You want flamingos with that?

We are often asked, "What is it with CAMS and flamingos?" Here is the explanation from Jay Davis, the founding director of CAMS, and chief flamingo instigator.

T he story of how the flamingo came to be the symbol of CAMS is simple,
but has interesting side turns and byways. In the late 1970s and early 1980s, I was the operations manager for the Tandem Mirror Experiment (TMX) at LLNL.
TMX was a very complicated and balky plasma physics experiment, bedeviled by complexity and occasional unfortunate design compromises. As a result, the experimental physics team and their engineering support staff had reason for frequent Friday excursions for beer and pizza, usually in that order of priority. On one occasion, as we were wrapping up, I happened to remember that one of our number, Bear Hornady, an original CAMS staffer, was on vacation in the tropics, due home any day. Somewhat overcome by fumes, I suggested that we decorate his home with something tropical so he’d feel comfortable on return. This suggestion lead to the pledge to go instantly to the hardware store and buy plastic flamingos, the most suitable (and cheapest) object we could think of. We drove to town, pillaged the store and purchased their stock of birds. We then drove to Bear’s house, put between 20 and 30 birds on the lawn, and pretty much forgot about it.

The birds (henceforth known as the flock) occasionally came out for appearances on others’ lawns over the next few years until they mysteriously disappeared. Mary, my wife, has always been suspect in this matter but confesses nothing.

The joke really took off in July of 1991, when I returned from my first inspection tour in Iraq for the UN to find a flamingo wearing a burnoose perched on the CAMS sign outside the office building.

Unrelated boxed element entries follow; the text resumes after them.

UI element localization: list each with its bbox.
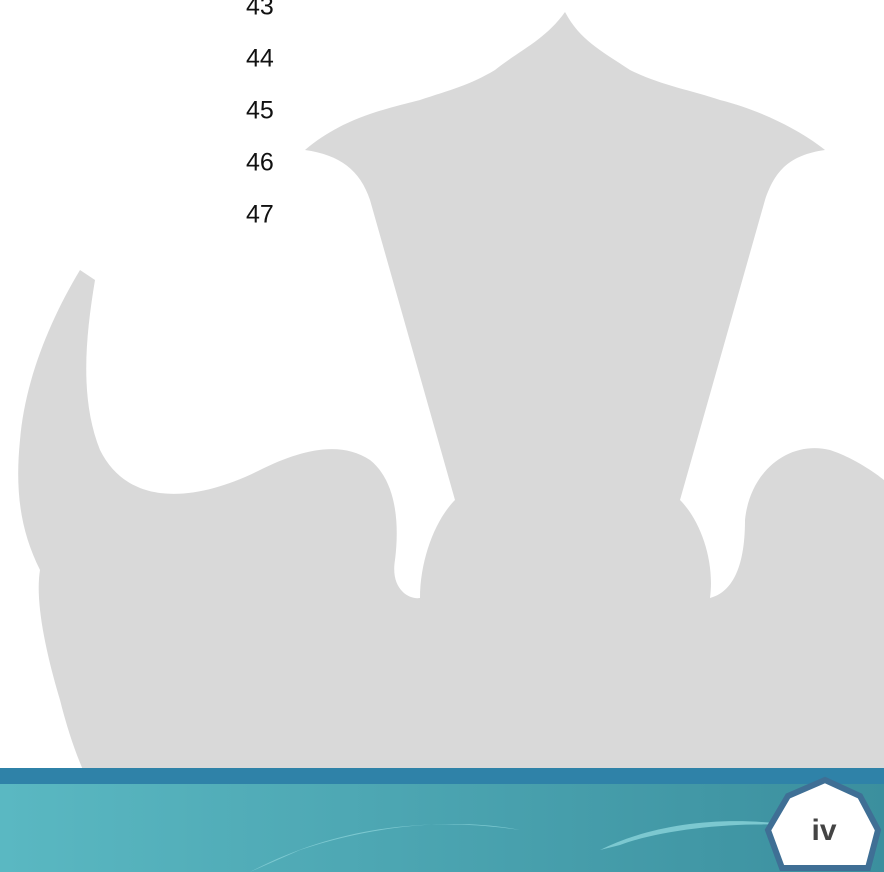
footer: iv — [0, 768, 884, 872]
line-number: 45 — [246, 97, 274, 125]
line-number: 44 — [246, 45, 274, 73]
line-number: 47 — [246, 201, 274, 229]
page-number: iv — [811, 814, 836, 847]
line-number: 43 — [246, 0, 274, 21]
line-number: 46 — [246, 149, 274, 177]
page: {"line_numbers": ["43", "44", "45", "46"… — [0, 0, 884, 872]
watermark — [18, 12, 884, 872]
page-canvas: 43 44 45 46 47 iv — [0, 0, 884, 872]
footer-strip — [0, 768, 884, 784]
line-numbers: 43 44 45 46 47 — [246, 0, 274, 229]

CAMS had been set up as a pretty independent and freewheeling group, so the pursuit of evermore examples of the ultimate symbol of kitsch and bad taste became obligatory. Today, postdocs and visitors come to CAMS with gifts of flamingo-inspired clocks, dolls, wall hangings, garden ornaments, pillows, etc.

When I left LLNL to become the Director of the Defense Threat Reduction Agency, acquiring what dignity I could as head of a combat support agency, I imagined that the flamingos were a thing of my past. In the summer of 1999, I traveled 1000 km. east of Moscow to visit the members of my agency who manned the inspection portal around the SS-20 plant at Votkinsk. When I got to their compound, I found what you see below. I don’t know if my military crew had researched my past and the birds were there for me as a gag, or if they just expressed the usual American desire for expressing the improbable and irreverent. In either case, they were a welcome sight. I suppose CAMS is stuck with this symbol in any likely future.


Jay Davis, Director of the Defense Threat Reduction Agency, standing in front of the inspection portal located in Votkinsk, Russia, surrounded by a flock of flamingos.